I wonder how this all shaped the psychology of people my age. The pandemic, less enraging and fear-inducing than a foreign attack but many orders of magnitude more severe, has almost certainly done the same thing to every young American today. Heck, it’s done that once again for people my age. Enron, 9/11, the Iraq War, Hurricane Katrina, the Great Recession, the pandemic — the last roughly two decades have been a nonstop acid test for American institutions, capacity, and public trust. We know the results by now. Do we really need to keep running more tests? The psychological change has been wrought: we live in a world where we know these things can happen. It’s simple, yet devastating.

This, as much as technological innovation, is why so many people get their news and information from social media or podcasts or YouTube. It’s why they’d rather believe in a government staffed by conspiratorial evil geniuses than one staffed by mediocrities and buffoons and people engaging in petty turf wars while the country burns.

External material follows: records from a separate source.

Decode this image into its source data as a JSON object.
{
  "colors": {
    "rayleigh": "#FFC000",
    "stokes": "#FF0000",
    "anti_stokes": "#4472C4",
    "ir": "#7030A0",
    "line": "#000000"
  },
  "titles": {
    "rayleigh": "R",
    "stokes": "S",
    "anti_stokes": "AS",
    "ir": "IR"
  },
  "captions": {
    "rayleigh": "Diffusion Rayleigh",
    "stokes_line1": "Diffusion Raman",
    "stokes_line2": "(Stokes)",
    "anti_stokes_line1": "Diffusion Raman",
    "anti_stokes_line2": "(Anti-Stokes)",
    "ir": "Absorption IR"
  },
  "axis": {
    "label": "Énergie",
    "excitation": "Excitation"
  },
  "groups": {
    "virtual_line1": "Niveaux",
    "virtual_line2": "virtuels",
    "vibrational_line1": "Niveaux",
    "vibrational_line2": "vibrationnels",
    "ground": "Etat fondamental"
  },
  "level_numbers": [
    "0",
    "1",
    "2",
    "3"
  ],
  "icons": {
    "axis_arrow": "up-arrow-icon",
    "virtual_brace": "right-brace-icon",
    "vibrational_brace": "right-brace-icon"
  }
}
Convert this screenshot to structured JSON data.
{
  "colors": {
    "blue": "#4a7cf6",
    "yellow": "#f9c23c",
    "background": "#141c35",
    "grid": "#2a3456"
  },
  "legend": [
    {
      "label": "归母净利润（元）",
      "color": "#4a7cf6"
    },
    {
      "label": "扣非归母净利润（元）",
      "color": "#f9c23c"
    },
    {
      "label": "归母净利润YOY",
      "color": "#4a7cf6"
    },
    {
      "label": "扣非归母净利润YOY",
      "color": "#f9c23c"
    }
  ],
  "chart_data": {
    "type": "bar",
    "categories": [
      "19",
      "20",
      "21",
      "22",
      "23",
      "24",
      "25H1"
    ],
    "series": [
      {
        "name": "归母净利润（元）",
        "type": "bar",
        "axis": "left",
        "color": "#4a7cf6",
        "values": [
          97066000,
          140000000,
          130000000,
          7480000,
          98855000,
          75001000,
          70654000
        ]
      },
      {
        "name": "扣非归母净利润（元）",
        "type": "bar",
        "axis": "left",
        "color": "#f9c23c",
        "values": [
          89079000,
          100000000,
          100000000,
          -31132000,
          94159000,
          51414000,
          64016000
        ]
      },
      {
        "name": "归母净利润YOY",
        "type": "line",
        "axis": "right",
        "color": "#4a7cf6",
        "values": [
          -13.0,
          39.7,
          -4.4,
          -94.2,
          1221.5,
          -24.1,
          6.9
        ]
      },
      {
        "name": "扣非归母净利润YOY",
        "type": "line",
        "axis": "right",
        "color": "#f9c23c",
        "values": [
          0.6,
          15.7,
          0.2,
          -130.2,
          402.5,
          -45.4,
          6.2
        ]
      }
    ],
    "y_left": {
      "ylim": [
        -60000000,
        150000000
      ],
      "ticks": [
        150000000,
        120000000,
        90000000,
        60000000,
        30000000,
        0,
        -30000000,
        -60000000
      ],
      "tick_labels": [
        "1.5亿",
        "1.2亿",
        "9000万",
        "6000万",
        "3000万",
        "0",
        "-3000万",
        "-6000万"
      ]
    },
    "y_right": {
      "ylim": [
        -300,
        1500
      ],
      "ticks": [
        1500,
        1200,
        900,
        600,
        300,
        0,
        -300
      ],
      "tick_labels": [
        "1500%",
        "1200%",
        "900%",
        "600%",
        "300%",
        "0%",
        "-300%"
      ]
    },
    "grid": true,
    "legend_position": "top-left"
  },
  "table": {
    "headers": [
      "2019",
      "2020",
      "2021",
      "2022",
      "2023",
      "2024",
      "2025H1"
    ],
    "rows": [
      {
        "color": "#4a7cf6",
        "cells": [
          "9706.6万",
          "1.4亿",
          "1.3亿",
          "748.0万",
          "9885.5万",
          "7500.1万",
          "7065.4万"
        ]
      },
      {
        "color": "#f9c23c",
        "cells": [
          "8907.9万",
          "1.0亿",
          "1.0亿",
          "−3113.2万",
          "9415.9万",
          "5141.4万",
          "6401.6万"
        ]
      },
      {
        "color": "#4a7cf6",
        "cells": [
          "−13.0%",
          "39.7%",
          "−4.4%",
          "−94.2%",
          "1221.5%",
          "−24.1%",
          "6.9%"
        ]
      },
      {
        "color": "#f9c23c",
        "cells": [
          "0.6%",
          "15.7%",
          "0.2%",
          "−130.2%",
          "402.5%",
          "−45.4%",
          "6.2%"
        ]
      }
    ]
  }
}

The fact is, we probably couldn’t have planned 9/11 as an inside job if we’d tried.

But of course we didn’t try. And we did try, despite all our mistakes, to keep on keeping on. When President Bush told Americans to go shopping, he wasn’t trying to distract a shocked nation with consumerism, but to restore a sense of normalcy. That’s something we could use now, and that we could have used more of all those years in between.

In many ways, we’ve been performing and playacting since then, the adult version of cowboys and Indians, terrorists and patriots. Like the crusade to universalize democracy and end evil, it’s a war you can’t win. I’m no Bush fan, but you could do worse than going on a shopping spree — or, more abstractly, tending your own little place. The jungle might grow back, but the whole world isn’t our garden.